University of Antwerp
Title: Becoming, belonging and vanishing : an (autobiographical) exploration of photo studios in Balochistan, Pakistan
Description:
Focusing on the world of photo studios in contemporary Balochistan (Pakistan), the present project enters the terrain of the vanishing.
With the arrival of digital technology photo studios are disappearing and along with them also their hand painted backdrops, props, costumes and cameras, the long sessions, the chatting and the manuality that make up the social life of these environments.
What is not disappearing, however, is the desire to transform life by means of photographs where individuals are allowed to enter a fanasy world.

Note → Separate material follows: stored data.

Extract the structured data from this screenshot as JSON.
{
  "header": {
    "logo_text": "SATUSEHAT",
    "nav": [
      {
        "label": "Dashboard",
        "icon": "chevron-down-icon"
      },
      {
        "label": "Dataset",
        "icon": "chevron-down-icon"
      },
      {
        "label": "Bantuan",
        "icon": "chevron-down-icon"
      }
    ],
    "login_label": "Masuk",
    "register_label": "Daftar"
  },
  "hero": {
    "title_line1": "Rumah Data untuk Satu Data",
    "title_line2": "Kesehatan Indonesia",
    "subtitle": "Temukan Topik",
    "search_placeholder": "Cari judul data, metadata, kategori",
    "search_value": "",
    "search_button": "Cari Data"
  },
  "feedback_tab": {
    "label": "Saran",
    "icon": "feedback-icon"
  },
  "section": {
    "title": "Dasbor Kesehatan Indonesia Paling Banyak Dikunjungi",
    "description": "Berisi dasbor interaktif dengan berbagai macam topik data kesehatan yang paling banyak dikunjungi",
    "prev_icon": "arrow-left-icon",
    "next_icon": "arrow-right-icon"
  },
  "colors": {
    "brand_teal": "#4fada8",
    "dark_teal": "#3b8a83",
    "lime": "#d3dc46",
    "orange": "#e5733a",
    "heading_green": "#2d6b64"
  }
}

Photographic studios in Balochistan are spaces where dreams are born and lives are shaped.
In a studio you can become anything, a freedom fighter, a friend of the prime minister, the boyfriend of a movie star.
Photographs are not mere representations, they are tools for performing life, for becoming.
The disappearance of the studios carries also a deeper social meaning.
Photographic aesthetics are in fact key terrain around which local communities gather.
They bring individual fantasies in touch with a sense of belonging to the local community.
So what will happen once they disappear? The project builds on my practice as a photographer and documentary filmmaker as well on my own biography as a displaced artist from Quetta, Balochistan, lending my own story and my own self to become the object of the work of local photographers.
My exploration of the world of vanishing photographic studios will allow me to further explore the meaning of photographs in a South Asian context.
Doing this I will also address matters of race, ethnicity and gender as they meet and merge in the context of the studios.
The project will result in a set of different outcomes whose three pillars are: an observational documentary, a web-based archive and an immersive installation.
Regarding the latter, my aim is to create a virtual immersive space through which viewers can experience what it means to be photographed in a studio in Balochistan.
In an impulse to prevent this world form fading away I plan to use of the same technology blamed for the disappearance of the studios (the digital) for the purpose of its preservation.